🤖 AI Summary
Quantifying factual uncertainty in black-box large language models (LLMs) remains challenging due to susceptibility to contextual bias, leading to inconsistent responses across paraphrased queries. Method: We propose a novel multi-agent collaborative uncertainty quantification paradigm: diverse perspectives are generated via paraphrased questioning, and response consistency is measured using entropy over agent outputs; this entropy then triggers an interpretable, active refusal mechanism.

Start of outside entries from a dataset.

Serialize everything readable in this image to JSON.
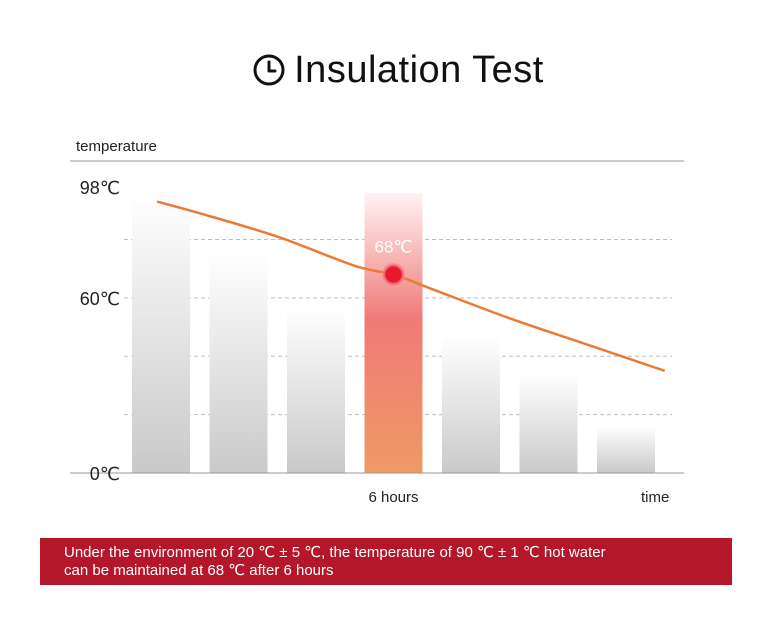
{
  "header": {
    "title": "Insulation Test",
    "icon": "clock-icon"
  },
  "chart_data": {
    "type": "bar",
    "ylabel": "temperature",
    "xlabel": "time",
    "x_tick_labels": [
      "",
      "",
      "",
      "6 hours",
      "",
      "",
      ""
    ],
    "y_tick_labels": [
      "98℃",
      "60℃",
      "0℃"
    ],
    "y_tick_values": [
      98,
      60,
      0
    ],
    "ylim": [
      0,
      98
    ],
    "categories": [
      "",
      "",
      "",
      "6 hours",
      "",
      "",
      ""
    ],
    "values": [
      96,
      75,
      57,
      96,
      47,
      34,
      16
    ],
    "highlight_index": 3,
    "curve": {
      "x": [
        -0.05,
        0.5,
        1.5,
        2.5,
        3.0,
        3.5,
        4.5,
        5.5,
        6.5
      ],
      "y": [
        93,
        89,
        81,
        71,
        68,
        63,
        53,
        44,
        35
      ]
    },
    "annotation": {
      "text": "68℃",
      "x": 3.0,
      "y": 68
    },
    "grid": true,
    "colors": {
      "bar_top": "#ffffff",
      "bar_bottom": "#c9c9c9",
      "highlight_top": "#fff3f4",
      "highlight_mid": "#f07a78",
      "highlight_bottom": "#ef9a64",
      "line": "#eb7a33",
      "dot": "#e8192c",
      "grid": "#bdbdbd",
      "axis": "#999999",
      "annotation_text": "#ffffff"
    }
  },
  "caption": {
    "line1": "Under the environment of 20 ℃ ± 5 ℃, the temperature of 90 ℃ ± 1 ℃ hot water",
    "line2": "can be maintained at 68 ℃ after 6 hours",
    "background": "#b5172a"
  }
}
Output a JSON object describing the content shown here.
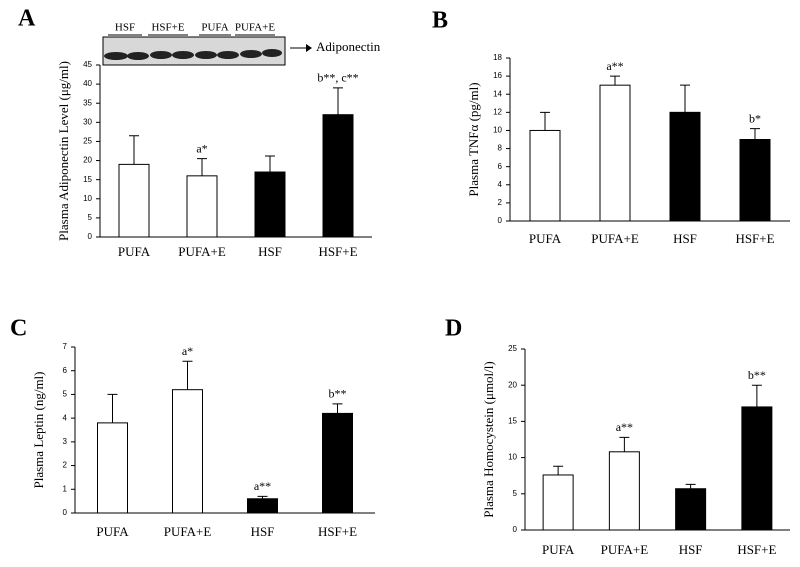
{
  "chart_data": [
    {
      "type": "bar",
      "panel": "A",
      "ylabel": "Plasma Adiponectin Level (μg/ml)",
      "categories": [
        "PUFA",
        "PUFA+E",
        "HSF",
        "HSF+E"
      ],
      "values": [
        19,
        16,
        17,
        32
      ],
      "errors": [
        7.5,
        4.5,
        4.2,
        7
      ],
      "annotations": [
        null,
        "a*",
        null,
        "b**, c**"
      ],
      "colors": [
        "#ffffff",
        "#ffffff",
        "#000000",
        "#000000"
      ],
      "ylim": [
        0,
        45
      ],
      "yticks": [
        0,
        5,
        10,
        15,
        20,
        25,
        30,
        35,
        40,
        45
      ],
      "blot": {
        "lanes": [
          "HSF",
          "HSF+E",
          "PUFA",
          "PUFA+E"
        ],
        "label": "Adiponectin"
      }
    },
    {
      "type": "bar",
      "panel": "B",
      "ylabel": "Plasma TNFα (pg/ml)",
      "categories": [
        "PUFA",
        "PUFA+E",
        "HSF",
        "HSF+E"
      ],
      "values": [
        10,
        15,
        12,
        9
      ],
      "errors": [
        2,
        1,
        3,
        1.2
      ],
      "annotations": [
        null,
        "a**",
        null,
        "b*"
      ],
      "colors": [
        "#ffffff",
        "#ffffff",
        "#000000",
        "#000000"
      ],
      "ylim": [
        0,
        18
      ],
      "yticks": [
        0,
        2,
        4,
        6,
        8,
        10,
        12,
        14,
        16,
        18
      ]
    },
    {
      "type": "bar",
      "panel": "C",
      "ylabel": "Plasma Leptin (ng/ml)",
      "categories": [
        "PUFA",
        "PUFA+E",
        "HSF",
        "HSF+E"
      ],
      "values": [
        3.8,
        5.2,
        0.6,
        4.2
      ],
      "errors": [
        1.2,
        1.2,
        0.1,
        0.4
      ],
      "annotations": [
        null,
        "a*",
        "a**",
        "b**"
      ],
      "colors": [
        "#ffffff",
        "#ffffff",
        "#000000",
        "#000000"
      ],
      "ylim": [
        0,
        7
      ],
      "yticks": [
        0,
        1,
        2,
        3,
        4,
        5,
        6,
        7
      ]
    },
    {
      "type": "bar",
      "panel": "D",
      "ylabel": "Plasma Homocystein (μmol/l)",
      "categories": [
        "PUFA",
        "PUFA+E",
        "HSF",
        "HSF+E"
      ],
      "values": [
        7.6,
        10.8,
        5.7,
        17
      ],
      "errors": [
        1.2,
        2,
        0.6,
        3
      ],
      "annotations": [
        null,
        "a**",
        null,
        "b**"
      ],
      "colors": [
        "#ffffff",
        "#ffffff",
        "#000000",
        "#000000"
      ],
      "ylim": [
        0,
        25
      ],
      "yticks": [
        0,
        5,
        10,
        15,
        20,
        25
      ]
    }
  ]
}
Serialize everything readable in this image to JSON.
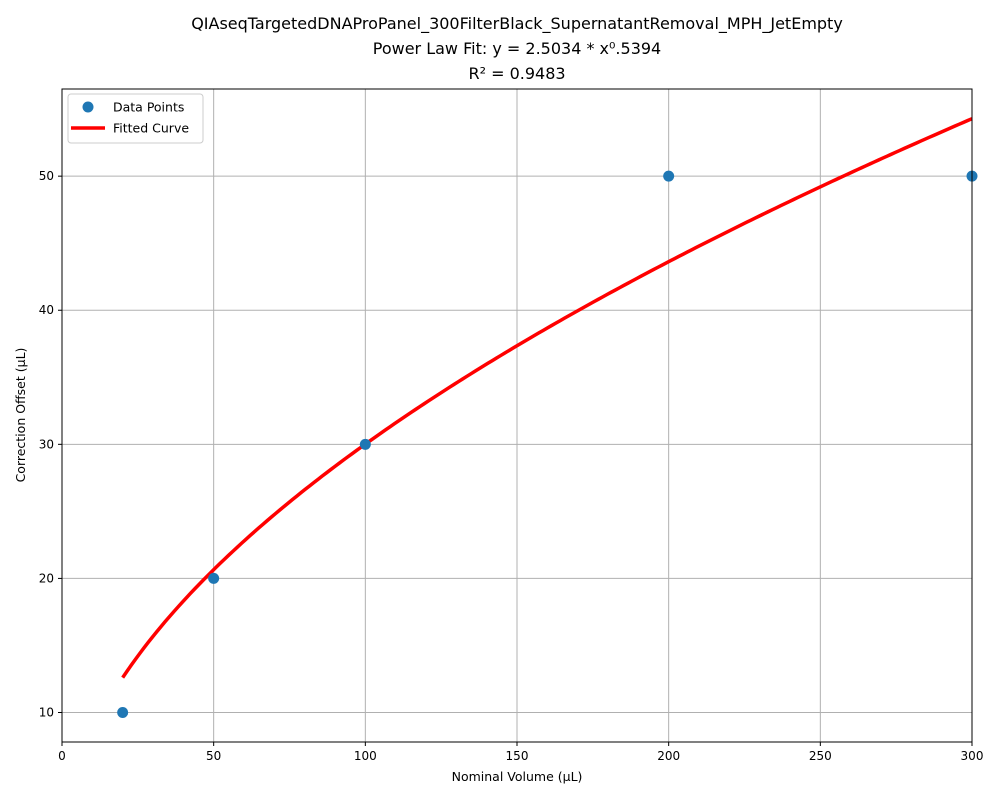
{
  "chart_data": {
    "type": "scatter",
    "title_lines": [
      "QIAseqTargetedDNAProPanel_300FilterBlack_SupernatantRemoval_MPH_JetEmpty",
      "Power Law Fit: y = 2.5034 * x⁰.5394",
      "R² = 0.9483"
    ],
    "xlabel": "Nominal Volume (µL)",
    "ylabel": "Correction Offset (µL)",
    "xlim": [
      0,
      300
    ],
    "ylim": [
      7.8,
      56.5
    ],
    "xticks": [
      0,
      50,
      100,
      150,
      200,
      250,
      300
    ],
    "yticks": [
      10,
      20,
      30,
      40,
      50
    ],
    "grid": true,
    "legend_position": "top-left",
    "series": [
      {
        "name": "Data Points",
        "kind": "scatter",
        "color": "#1f77b4",
        "x": [
          20,
          50,
          100,
          200,
          300
        ],
        "y": [
          10,
          20,
          30,
          50,
          50
        ]
      },
      {
        "name": "Fitted Curve",
        "kind": "line",
        "color": "#ff0000",
        "fit": {
          "a": 2.5034,
          "b": 0.5394
        },
        "x_range": [
          20,
          300
        ]
      }
    ]
  }
}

Contribution/Results: This work is the first to integrate multi-agent interaction and perspective diversity into LLM uncertainty modeling, uncovering the “knowing-but-unstable” phenomenon—where models possess factual knowledge yet exhibit unstable retrieval across viewpoints. Experiments demonstrate significant improvements over traditional self-consistency baselines in reliability prediction accuracy and hallucination detection. Empirical analysis further reveals pervasive cross-perspective inconsistency in factual retrieval among mainstream LLMs.
📝 Abstract
Quantifying the uncertainty in the factual parametric knowledge of Large Language Models (LLMs), especially in a black-box setting, poses a significant challenge. Existing methods, which gauge a model's uncertainty through evaluating self-consistency in responses to the original query, do not always capture true uncertainty. Models might respond consistently to the origin query with a wrong answer, yet respond correctly to varied questions from different perspectives about the same query, and vice versa. In this paper, we propose a novel method, DiverseAgentEntropy, for evaluating a model's uncertainty using multi-agent interaction under the assumption that if a model is certain, it should consistently recall the answer to the original query across a diverse collection of questions about the same original query. We further implement an abstention policy to withhold responses when uncertainty is high. Our method offers a more accurate prediction of the model's reliability and further detects hallucinations, outperforming other self-consistency-based methods. Additionally, it demonstrates that existing models often fail to consistently retrieve the correct answer to the same query under diverse varied questions even when knowing the correct answer.